January 21, 2016

State Economic Handbook: A delicate re-balancing act – January 2016

The rotation in economic activity towards the non-mining states is continuing, while conditions in mining states have become more challenging as commodity prices have fallen further.

State of the States

  • The rotation in economic activity towards the non-mining states is continuing, while conditions in mining states have become more challenging as commodity prices have fallen further.
  • In terms of domestic demand, NSW and Victoria will be the most solid performers, with growth gradually improving. Both will receive less impetus from housing activity and prices in FY 2016-17. Notwithstanding this, our central case remains for solid (though unspectacular) employment growth and lower petrol prices to sufficiently support household incomes and consumption (despite ongoing subdued wages growth).
  • The AUD is acting as a stabiliser, although the troubled global backdrop presents downside risk to all states and territories. Further depreciation of the AUD to USD66c will continue to improve the competitiveness of export-oriented and import-competing firms to varying degrees. This will be particularly helpful for services sectors, including those benefiting from tourism and international student arrivals such as hospitality, retail and education. States for which tourism-related activity makes up a large proportion of the economy such as Tasmania and Queensland will be particularly supported. Tourism and education are also bright spots for NSW, Victoria, South Australia and the NT. While not our core view, a sharper global slowdown could lower demand for travel to Australia, education exports and Australian property, particularly if the household sectors in China and East Asia come under stress.
  • Queensland and the Northern Territory will outperform in terms of overall gross state product in coming years as LNG export volumes ramp up. However the outlook for associated income and government revenue has deteriorated as commodity prices have dropped further, and any residual mining-related investment in the pipeline is unlikely to proceed. Western Australia is more advanced into the mining investment downturn, with broad-ranging effects to continue across the states’ economy in 2015-16, before LNG export volumes come through in subsequent years, but to a lesser extent than previously forecast.
  • A restrained approach towards non-mining business investment is likely to persist across all states in coming years. Recent equity market volatility and uncertainty about future taxation arrangements are likely to add to this air of caution, particularly given firms continue to demand a restrictively high rate of return on investment.


 Individual State Reports:

  • New South Wales will remain the standout in terms of domestic demand. Robust employment growth will be supportive of household spending, while business conditions and capacity utilisation remain elevated, particularly across services sectors. The challenge for NSW will be maintaining robust growth as momentum from the housing sector begins to fade through 2016.
  • Victoria will also continue to experience solid domestic demand growth, and is also well positioned to take advantage of the lower AUD in its tourism and education sectors. Strong employment growth will support consumer spending, although there will be less impetus from the housing sector through 2016.
  • In Queensland , the sharp decline in mining investment will be offset by exports, although lower LNG and coal prices will reduce the export earnings, profitability and government revenue.

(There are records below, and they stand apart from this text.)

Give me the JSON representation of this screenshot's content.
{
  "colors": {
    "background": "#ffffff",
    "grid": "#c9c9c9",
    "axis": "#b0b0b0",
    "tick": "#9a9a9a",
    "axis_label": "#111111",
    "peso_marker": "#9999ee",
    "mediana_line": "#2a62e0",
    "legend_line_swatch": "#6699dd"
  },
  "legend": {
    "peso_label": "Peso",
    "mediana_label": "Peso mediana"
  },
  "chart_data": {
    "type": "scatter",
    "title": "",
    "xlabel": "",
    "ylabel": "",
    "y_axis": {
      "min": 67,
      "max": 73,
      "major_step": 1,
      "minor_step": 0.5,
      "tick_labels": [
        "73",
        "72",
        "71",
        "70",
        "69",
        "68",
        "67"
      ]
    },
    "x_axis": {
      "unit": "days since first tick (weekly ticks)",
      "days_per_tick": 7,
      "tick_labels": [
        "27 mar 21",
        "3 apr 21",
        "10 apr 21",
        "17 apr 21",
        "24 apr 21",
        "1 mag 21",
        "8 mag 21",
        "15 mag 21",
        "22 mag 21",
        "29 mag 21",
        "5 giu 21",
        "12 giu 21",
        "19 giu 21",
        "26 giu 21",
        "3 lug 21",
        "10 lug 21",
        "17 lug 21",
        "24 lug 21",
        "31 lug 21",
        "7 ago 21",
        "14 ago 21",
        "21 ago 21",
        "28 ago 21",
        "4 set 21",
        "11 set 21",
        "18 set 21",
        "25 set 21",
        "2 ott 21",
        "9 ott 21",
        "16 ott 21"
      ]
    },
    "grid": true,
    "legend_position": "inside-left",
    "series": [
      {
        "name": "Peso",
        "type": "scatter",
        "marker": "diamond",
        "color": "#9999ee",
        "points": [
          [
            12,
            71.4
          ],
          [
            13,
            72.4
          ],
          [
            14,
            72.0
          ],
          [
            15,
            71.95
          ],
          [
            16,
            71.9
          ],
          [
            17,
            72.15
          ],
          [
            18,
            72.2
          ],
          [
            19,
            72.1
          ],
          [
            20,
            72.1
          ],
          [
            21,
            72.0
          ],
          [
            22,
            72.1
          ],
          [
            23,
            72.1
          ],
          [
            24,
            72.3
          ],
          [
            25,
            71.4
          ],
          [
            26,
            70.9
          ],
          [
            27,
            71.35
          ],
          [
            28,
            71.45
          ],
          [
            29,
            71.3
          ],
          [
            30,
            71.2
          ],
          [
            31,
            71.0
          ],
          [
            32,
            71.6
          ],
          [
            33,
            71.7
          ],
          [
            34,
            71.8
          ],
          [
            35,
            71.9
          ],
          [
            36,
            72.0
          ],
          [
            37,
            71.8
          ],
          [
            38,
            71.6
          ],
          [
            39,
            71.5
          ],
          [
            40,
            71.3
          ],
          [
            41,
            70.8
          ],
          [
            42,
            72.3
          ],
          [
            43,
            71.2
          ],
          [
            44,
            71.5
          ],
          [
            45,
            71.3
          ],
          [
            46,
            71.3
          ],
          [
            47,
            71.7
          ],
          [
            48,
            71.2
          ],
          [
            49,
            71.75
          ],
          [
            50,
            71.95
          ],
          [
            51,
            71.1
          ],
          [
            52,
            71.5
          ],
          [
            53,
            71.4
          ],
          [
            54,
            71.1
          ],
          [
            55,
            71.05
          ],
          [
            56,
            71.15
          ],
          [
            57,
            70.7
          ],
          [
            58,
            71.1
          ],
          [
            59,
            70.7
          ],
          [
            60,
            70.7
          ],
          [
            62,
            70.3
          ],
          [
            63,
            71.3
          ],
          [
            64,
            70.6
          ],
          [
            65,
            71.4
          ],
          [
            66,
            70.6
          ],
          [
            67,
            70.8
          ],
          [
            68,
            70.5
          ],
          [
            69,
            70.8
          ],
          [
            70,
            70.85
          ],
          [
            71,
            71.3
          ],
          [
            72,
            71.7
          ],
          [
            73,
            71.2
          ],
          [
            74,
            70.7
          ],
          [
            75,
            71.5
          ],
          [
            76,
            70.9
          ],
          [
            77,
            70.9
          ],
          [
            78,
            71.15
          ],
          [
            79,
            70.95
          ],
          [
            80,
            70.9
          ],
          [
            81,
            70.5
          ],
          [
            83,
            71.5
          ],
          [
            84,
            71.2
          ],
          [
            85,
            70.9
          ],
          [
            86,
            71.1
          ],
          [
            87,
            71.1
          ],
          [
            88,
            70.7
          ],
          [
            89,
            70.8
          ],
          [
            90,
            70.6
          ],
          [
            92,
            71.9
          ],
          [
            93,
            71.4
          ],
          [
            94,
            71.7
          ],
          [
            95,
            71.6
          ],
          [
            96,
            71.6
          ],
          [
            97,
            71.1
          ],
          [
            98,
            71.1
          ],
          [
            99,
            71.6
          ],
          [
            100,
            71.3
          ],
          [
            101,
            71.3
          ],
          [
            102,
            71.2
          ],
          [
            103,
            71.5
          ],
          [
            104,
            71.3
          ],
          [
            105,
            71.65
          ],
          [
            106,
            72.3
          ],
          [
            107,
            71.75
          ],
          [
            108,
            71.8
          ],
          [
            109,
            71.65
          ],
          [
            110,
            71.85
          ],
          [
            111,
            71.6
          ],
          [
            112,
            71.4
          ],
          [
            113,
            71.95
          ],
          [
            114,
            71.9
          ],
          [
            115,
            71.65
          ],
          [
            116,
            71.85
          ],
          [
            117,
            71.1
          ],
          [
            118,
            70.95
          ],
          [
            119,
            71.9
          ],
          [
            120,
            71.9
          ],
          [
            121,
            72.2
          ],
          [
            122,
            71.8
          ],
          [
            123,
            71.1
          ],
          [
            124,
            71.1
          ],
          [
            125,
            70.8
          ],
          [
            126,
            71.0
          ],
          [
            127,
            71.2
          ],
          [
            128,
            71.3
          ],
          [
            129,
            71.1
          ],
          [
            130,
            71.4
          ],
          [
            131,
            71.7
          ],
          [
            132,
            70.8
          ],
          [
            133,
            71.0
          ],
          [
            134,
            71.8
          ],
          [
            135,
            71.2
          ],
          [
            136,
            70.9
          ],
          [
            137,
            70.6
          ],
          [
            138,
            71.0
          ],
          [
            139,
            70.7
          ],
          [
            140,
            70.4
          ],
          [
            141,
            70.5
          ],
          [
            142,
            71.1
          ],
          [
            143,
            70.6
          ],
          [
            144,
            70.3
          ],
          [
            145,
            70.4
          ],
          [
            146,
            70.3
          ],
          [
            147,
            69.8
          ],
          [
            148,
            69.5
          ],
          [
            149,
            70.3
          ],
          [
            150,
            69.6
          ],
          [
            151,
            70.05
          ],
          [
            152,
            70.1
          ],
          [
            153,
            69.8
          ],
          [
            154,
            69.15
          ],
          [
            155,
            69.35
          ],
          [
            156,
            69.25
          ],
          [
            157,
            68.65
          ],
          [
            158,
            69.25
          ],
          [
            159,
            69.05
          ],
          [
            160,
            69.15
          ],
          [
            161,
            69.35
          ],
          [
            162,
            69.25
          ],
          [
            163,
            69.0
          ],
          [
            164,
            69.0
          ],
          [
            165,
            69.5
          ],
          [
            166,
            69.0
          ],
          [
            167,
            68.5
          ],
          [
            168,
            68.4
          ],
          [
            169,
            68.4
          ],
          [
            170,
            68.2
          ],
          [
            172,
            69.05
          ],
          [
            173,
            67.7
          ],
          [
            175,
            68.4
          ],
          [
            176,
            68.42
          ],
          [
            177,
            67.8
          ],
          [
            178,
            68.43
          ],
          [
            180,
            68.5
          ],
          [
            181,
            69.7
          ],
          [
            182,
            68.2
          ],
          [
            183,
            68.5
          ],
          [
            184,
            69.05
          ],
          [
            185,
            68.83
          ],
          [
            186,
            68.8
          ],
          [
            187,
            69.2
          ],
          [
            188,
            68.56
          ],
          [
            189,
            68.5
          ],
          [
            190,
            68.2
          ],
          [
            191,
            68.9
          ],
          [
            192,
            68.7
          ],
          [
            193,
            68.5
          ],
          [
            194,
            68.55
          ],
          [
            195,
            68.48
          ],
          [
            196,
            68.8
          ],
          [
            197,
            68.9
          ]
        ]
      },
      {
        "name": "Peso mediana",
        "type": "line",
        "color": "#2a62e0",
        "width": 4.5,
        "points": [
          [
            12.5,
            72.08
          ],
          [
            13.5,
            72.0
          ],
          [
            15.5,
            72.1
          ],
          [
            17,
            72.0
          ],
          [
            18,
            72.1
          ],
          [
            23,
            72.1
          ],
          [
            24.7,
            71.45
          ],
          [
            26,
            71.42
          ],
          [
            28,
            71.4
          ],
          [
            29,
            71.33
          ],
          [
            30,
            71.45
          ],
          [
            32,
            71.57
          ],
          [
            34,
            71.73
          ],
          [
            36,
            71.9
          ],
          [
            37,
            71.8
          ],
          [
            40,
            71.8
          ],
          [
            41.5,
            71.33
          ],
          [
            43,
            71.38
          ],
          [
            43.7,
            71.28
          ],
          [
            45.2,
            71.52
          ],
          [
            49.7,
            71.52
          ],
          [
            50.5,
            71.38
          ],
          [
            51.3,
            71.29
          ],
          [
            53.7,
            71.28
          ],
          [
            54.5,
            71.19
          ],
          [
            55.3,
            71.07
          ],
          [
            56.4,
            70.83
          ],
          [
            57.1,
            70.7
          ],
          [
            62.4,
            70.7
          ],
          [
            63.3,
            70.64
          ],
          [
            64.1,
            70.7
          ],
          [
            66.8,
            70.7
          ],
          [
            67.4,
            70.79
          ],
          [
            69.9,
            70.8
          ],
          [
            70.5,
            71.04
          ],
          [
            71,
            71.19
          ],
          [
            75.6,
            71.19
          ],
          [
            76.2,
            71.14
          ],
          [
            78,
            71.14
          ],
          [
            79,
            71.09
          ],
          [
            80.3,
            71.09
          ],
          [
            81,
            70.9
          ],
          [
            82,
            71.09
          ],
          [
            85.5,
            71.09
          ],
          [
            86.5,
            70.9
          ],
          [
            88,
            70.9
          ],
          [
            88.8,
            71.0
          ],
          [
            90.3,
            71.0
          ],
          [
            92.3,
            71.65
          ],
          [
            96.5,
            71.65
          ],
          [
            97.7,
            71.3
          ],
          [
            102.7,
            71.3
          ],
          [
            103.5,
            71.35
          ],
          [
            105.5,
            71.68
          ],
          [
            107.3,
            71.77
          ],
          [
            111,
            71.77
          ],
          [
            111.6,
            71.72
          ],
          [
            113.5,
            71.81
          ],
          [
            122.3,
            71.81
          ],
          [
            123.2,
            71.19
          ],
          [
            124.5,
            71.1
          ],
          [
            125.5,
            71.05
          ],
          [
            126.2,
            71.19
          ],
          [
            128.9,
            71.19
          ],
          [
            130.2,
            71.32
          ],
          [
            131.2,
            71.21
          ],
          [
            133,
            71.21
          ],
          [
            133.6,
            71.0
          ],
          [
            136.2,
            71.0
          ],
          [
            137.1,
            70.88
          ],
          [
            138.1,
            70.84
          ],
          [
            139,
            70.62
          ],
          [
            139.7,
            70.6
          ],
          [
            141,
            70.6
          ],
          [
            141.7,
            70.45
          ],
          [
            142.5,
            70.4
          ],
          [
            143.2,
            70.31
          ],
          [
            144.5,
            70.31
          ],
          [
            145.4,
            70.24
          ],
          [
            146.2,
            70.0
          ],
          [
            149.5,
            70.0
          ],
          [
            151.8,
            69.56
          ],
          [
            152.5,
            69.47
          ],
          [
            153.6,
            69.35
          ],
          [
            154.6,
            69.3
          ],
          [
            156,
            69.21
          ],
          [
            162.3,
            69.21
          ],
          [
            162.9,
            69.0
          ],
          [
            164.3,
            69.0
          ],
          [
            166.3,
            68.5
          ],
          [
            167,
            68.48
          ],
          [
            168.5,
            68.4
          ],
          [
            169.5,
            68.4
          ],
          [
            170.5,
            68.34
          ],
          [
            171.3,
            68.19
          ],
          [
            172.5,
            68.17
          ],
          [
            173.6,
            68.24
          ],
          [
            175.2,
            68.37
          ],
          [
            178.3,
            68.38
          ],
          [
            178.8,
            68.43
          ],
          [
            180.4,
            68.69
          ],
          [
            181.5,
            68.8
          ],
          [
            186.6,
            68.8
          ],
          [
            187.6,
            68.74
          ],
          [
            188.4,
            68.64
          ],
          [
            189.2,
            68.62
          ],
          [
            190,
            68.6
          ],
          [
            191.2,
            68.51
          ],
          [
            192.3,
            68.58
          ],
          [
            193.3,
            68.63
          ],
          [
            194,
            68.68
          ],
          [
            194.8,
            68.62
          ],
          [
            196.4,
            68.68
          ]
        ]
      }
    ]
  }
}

Meanwhile, key tourist destinations are benefiting from the lower AUD (with interstate visitor arrivals particularly strong). Domestic demand growth is slowly improving. More attractive rental yields and housing affordability than in NSW and Victoria are driving dwelling investment in Brisbane.
  • Western Australia is well into the throes of the mining investment downturn, which is having a dramatic impact across many segments of the economy. Offsets from stronger mineral export volumes helped to prop up Gross State Product (GSP) growth in 2014-15, but big declines in state final demand have had a major impact on the state’s labour market and asset prices. These trends are expected to continue given the lack of momentum in non-mining sectors. A ramping-up in LNG exports in subsequent years should see growth lift, but by less than previously forecast.
  • South Australia continues to underperform, challenged by unfavourable demographics and the structural decline of its manufacturing base. Business conditions remain weak, with the retail sector and some improvement in tourism rare bright spots.
  • Tasmania– while the outlook has improved over the last year, thanks in large part to a pick-up in business investment and strong domestic tourism, recent data suggest that the recovery may be losing a little steam.
  • Australian Capital Territory – the economy is gradually recovering from the recent fiscal tightening and public sector job cuts. The labour market has shown promising signs of improvement, and together with a modest pick up in population growth will support household consumption and dwelling investment.
  • Northern Territory – Growthwill remain strong in coming years as the Icthys LNG project commences export. Medium-term the economy will struggle to replace this source of income and employment, despite the lower AUD supporting tourism.